Nel secondo quarto OKC allunga, ma i Warriors rimangono in partita con il tiro da tre. Allo 0/5 dei Thunder rispondono i Warriors con un 5/12 tra cui 3 di Klay Thompson. Ci sono momenti in cui i Thunder hanno la possibilità di spaccare in due la partita ma non le colgono. A 5.33 dalla fine Adams si libera su un pick and roll e affonda su un incolpevole Green con una potenza che simboleggia in pieno la sua serie sotto canestro. Arrivano fino a 13 punti di vantaggio con un canestro di Durant dal centro dell’area per il 28-41, ma a questo punto i Warriors si svegliano. Inizia Thompson con un tiro da tre in uscita dal blocco. Dall’altro lato Westbrook sparacchia malamente da tre senza nemmeno iniziare l’azione. Thompson ancora da tre e il divario è ridotto a sette punti. Canestro di OKC e in difesa fallo su Steph che segna i tre liberi. Nel momento chiave i Thunder sembrano colti da una necessità di fare in fretta che, se corrisponde alla loro natura, è però il più delle volte controproducente. Sul 37-44 Westbrook subisce fallo su tiro da 3, fa 1/3 ai liberi. Adams prende il rimbalzo ma invece di far circolare Durant si incamponisce in un attacco 1 contro 5. Recupero di Golden State che invece costruisce un tiro da tre per Klay che naturalmente segna. Da lì in poi equilibrio fino alla fine del quarto.

Persa quest’occasione i Thunder rientrano in campo nel terzo quarto molto determinati ma devono subire il rientro dei Warriors che passano in vantaggio sul 59-57 con un contropiede di Barnes. Durant riporta avanti i Thunder, che però sbagliano molti tiri da rimbalzo offensivo vanificando l’ottimo lavoro di Adams sotto le plance. 1/6 nel quarto da tre per i Thunder mentre i Warriors rimangono in partita grazie ai loro 4 di cui 2 di Klay e 2 di Steph. Uno di questi di Curry riporta avanti i Warriors sul 62-61, ma un parziale di 7-0 dei Thunder li rimette avanti al 62-68. Sul finire del quarto altra accelerata dei Thunder che finiscono avanti di 8 dando l’impressione di aver sprecato molto in termini di percentuali, dell’ottimo lavoro svolto sotto canestro.

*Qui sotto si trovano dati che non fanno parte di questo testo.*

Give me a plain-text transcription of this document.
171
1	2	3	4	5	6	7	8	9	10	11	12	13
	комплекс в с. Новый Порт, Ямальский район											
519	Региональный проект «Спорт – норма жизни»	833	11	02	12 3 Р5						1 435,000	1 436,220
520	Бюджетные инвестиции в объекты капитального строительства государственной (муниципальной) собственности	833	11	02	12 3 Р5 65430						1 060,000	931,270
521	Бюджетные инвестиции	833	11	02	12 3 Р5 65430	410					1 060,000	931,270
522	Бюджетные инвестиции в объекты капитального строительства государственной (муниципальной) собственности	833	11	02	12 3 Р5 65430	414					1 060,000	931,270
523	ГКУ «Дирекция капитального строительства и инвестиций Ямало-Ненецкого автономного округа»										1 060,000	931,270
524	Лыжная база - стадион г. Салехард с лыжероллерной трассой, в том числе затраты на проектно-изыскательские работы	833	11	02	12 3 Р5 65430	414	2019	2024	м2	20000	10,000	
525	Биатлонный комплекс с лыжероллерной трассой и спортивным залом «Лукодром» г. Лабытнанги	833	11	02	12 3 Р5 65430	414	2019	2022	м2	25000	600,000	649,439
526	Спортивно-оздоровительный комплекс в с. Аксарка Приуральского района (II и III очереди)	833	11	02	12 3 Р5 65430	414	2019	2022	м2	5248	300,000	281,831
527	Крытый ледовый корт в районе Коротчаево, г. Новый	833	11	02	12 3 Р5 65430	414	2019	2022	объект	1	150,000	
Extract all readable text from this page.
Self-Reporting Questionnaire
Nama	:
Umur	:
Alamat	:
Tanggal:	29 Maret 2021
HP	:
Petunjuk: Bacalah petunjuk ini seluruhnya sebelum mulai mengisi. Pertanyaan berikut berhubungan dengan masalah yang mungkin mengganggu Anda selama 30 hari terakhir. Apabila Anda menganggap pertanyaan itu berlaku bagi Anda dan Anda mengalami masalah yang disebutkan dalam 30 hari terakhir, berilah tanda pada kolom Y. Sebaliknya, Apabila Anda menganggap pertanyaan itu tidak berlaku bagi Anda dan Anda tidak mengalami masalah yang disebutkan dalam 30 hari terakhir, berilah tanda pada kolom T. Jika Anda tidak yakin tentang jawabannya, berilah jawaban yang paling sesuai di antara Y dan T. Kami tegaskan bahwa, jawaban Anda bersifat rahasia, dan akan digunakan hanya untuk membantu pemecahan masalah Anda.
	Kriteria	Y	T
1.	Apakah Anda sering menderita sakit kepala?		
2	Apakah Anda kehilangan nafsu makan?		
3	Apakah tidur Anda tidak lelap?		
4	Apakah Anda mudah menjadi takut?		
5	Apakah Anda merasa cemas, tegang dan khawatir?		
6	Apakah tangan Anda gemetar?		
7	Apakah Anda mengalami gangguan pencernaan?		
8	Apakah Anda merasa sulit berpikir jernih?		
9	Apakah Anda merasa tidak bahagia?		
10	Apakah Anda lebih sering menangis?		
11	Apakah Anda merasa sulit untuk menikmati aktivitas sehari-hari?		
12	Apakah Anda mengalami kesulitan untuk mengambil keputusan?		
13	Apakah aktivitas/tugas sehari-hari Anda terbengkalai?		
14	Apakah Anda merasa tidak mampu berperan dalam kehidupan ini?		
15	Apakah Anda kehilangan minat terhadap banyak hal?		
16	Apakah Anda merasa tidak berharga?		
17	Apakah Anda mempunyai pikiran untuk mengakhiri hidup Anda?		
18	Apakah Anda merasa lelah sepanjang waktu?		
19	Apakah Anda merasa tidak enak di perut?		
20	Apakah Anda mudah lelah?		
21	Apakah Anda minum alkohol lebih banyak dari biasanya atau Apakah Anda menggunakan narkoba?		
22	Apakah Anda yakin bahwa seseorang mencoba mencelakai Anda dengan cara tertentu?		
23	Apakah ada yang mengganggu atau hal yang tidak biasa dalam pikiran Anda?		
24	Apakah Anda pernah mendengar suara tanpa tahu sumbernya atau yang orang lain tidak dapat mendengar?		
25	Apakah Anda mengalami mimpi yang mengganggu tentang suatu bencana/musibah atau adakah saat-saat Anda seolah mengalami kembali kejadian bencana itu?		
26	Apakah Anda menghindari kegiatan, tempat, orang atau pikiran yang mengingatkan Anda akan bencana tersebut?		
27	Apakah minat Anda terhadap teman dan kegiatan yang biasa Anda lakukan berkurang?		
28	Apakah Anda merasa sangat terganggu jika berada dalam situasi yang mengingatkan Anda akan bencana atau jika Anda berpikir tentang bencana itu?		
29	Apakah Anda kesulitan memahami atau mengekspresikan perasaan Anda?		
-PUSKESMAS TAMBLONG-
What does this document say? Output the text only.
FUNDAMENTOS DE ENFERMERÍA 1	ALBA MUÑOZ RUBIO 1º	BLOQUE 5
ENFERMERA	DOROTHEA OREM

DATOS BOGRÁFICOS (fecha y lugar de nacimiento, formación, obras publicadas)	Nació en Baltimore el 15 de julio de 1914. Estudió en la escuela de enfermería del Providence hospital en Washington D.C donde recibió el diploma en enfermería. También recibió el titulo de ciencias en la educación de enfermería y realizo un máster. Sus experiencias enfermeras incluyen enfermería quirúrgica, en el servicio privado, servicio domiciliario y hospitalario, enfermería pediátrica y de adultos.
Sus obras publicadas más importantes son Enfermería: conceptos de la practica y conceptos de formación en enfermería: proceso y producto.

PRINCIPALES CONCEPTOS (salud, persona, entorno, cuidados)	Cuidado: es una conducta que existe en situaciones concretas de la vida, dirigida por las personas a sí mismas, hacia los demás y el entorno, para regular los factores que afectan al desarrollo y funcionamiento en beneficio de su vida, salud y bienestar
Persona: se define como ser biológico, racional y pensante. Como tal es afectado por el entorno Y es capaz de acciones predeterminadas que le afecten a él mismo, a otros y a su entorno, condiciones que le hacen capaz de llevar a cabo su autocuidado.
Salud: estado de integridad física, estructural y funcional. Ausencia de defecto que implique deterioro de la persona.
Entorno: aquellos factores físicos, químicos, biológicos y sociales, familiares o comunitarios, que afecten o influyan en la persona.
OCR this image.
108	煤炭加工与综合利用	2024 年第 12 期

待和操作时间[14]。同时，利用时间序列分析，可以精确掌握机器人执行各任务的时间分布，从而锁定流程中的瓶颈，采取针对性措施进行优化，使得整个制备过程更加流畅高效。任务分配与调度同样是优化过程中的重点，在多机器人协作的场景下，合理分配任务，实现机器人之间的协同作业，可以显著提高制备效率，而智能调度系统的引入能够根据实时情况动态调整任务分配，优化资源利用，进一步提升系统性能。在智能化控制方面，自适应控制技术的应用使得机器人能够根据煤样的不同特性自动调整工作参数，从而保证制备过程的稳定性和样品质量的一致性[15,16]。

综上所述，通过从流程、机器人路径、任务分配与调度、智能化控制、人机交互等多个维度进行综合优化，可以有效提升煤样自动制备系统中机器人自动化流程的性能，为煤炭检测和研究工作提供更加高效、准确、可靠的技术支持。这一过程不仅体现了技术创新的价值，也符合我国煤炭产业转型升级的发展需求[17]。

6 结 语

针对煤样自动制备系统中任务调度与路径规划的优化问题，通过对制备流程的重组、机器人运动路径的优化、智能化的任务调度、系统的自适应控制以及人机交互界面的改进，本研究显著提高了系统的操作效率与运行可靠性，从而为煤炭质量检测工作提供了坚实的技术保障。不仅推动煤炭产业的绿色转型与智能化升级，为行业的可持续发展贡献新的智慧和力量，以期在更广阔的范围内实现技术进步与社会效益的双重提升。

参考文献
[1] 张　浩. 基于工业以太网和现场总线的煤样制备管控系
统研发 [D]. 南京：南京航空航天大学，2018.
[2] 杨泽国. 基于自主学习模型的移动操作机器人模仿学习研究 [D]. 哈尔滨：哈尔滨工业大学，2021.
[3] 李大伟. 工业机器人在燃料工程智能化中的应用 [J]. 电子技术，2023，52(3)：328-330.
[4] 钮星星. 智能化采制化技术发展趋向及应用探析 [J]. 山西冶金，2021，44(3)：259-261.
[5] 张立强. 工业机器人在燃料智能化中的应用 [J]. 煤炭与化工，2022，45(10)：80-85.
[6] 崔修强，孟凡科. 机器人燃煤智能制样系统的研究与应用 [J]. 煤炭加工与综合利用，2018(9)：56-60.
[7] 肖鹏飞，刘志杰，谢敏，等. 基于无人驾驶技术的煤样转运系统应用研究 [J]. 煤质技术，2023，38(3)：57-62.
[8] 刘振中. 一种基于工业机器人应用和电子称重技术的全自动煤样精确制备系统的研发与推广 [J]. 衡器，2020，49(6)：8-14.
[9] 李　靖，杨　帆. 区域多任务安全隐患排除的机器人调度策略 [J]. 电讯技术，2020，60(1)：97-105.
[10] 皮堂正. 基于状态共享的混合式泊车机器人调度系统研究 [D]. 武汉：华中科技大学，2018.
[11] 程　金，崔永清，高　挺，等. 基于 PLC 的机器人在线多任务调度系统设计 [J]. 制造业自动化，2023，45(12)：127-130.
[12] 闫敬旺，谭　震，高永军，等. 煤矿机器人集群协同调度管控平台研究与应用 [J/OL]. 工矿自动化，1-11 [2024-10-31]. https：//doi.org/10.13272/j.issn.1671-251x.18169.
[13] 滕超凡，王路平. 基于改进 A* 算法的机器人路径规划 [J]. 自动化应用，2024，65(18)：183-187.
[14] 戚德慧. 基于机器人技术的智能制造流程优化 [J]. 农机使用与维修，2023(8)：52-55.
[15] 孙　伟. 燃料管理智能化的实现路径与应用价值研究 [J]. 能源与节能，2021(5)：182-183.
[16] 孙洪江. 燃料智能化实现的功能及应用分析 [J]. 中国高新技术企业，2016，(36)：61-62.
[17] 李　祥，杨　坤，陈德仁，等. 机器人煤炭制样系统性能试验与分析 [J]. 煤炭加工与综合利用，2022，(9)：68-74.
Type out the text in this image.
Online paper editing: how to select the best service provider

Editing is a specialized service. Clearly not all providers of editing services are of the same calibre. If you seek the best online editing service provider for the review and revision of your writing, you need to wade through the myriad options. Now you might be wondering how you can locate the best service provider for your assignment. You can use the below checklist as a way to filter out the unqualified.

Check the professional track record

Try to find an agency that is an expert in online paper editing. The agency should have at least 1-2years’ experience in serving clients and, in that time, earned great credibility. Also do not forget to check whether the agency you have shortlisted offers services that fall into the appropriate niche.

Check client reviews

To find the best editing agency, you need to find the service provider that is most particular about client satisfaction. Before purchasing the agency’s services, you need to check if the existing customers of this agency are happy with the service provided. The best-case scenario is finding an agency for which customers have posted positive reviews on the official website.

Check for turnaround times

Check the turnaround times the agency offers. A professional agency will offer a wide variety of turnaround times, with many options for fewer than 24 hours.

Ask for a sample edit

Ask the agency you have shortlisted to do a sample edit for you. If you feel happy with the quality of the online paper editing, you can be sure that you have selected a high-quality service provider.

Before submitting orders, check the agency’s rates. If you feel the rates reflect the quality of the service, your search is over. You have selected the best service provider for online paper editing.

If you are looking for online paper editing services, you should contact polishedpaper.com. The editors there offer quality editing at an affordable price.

Nel quarto quarto i Thunder mantengono il vantaggio. A cinque dalla fine sono avanti di 6 sull’87 a 93 e sembrano in controllo. Vedono la finale a un passo, ma da questo punti in poi sbagliano praticamente tutto.  Klay tira da ogni posizione, sfonda il record per partita singola di tiri da tre nei playoff arrivando a 11 e non si guarda più indietro. il suo ultimo tiro viene scoccato fuori ritmo da dieci metri di fronte a un attonito Westbrook, che non sa letteralmente più come tenerlo. Steph Curry a due minuti dalla fine, raggiunge il pareggio con un tiro da tre, in un attimo di libertà dalle grinfie di Kevin Durant.  OKC nel momento chiave sbanda, perde palloni, si incaponisce nella ricerca del tiro più difficile. Adams domina sotto canestro ma è un domino sterile. Durant sbaglia diversi isolamenti. I giochi chiave sono all’ultimo minuto. Westbrook subisce un fallo non visto da Green, ma nella successiva analisi del replay gli arbitri non possono non vedere che la palla gli rimbalza sulla gamba. Sulla successiva azione Curry contro Ibaka si porta a casa due punti superando il possesso di distanza. I Thunder non riescono più a rientrare.

Oklahoma City ha sprecato i palloni nei momenti chiave, in particolare alla fine del secondo quarto quando non è riuscita a capitalizzare un vantaggio di ben 13 punti. I Warriors hanno ben presente i loro punti deboli e quelli di forza, e stanno puntando sull’essenziale, leggi Thompson Green e Curry, per restare in piedi nelle partite. Ma anche così siamo a gara sette, lunedì alla Oracle Arena, e qualsiasi pronostico ha cittadinanza, visto l’equilibrio in campo.

Golden State Warriors: Barnes 9, Green 14 (12 rimbalzi), Bogut 5, Thompson 41, Curry 29 (10 rimbalzi), Iguodala 8, Ezeli 2,

Oklahoma City Thunder: Durant 29, Ibaka 13, Adams 9, Robeson 11, Westbrook 28 , Kanter 8, Waiters 3

Key Stat: Al tiro da tre Warriors 21/44 e Thunder 3/23. Le percentuali hanno permesso ai Warriors di restare in partita. Durant 1/8, Ibaka 1/5, westbrook 0/5. Alcuni tiri sbagliati anche da liberi.

MVP: Klay Thompson tiene in piedi i Warriors: 41 punti con 11 tiri da tre su 18 tentativi, alcuni davvero incredibili. Importante anche la difesa su Westbrook che viene tenuto a 0 tiri da tre.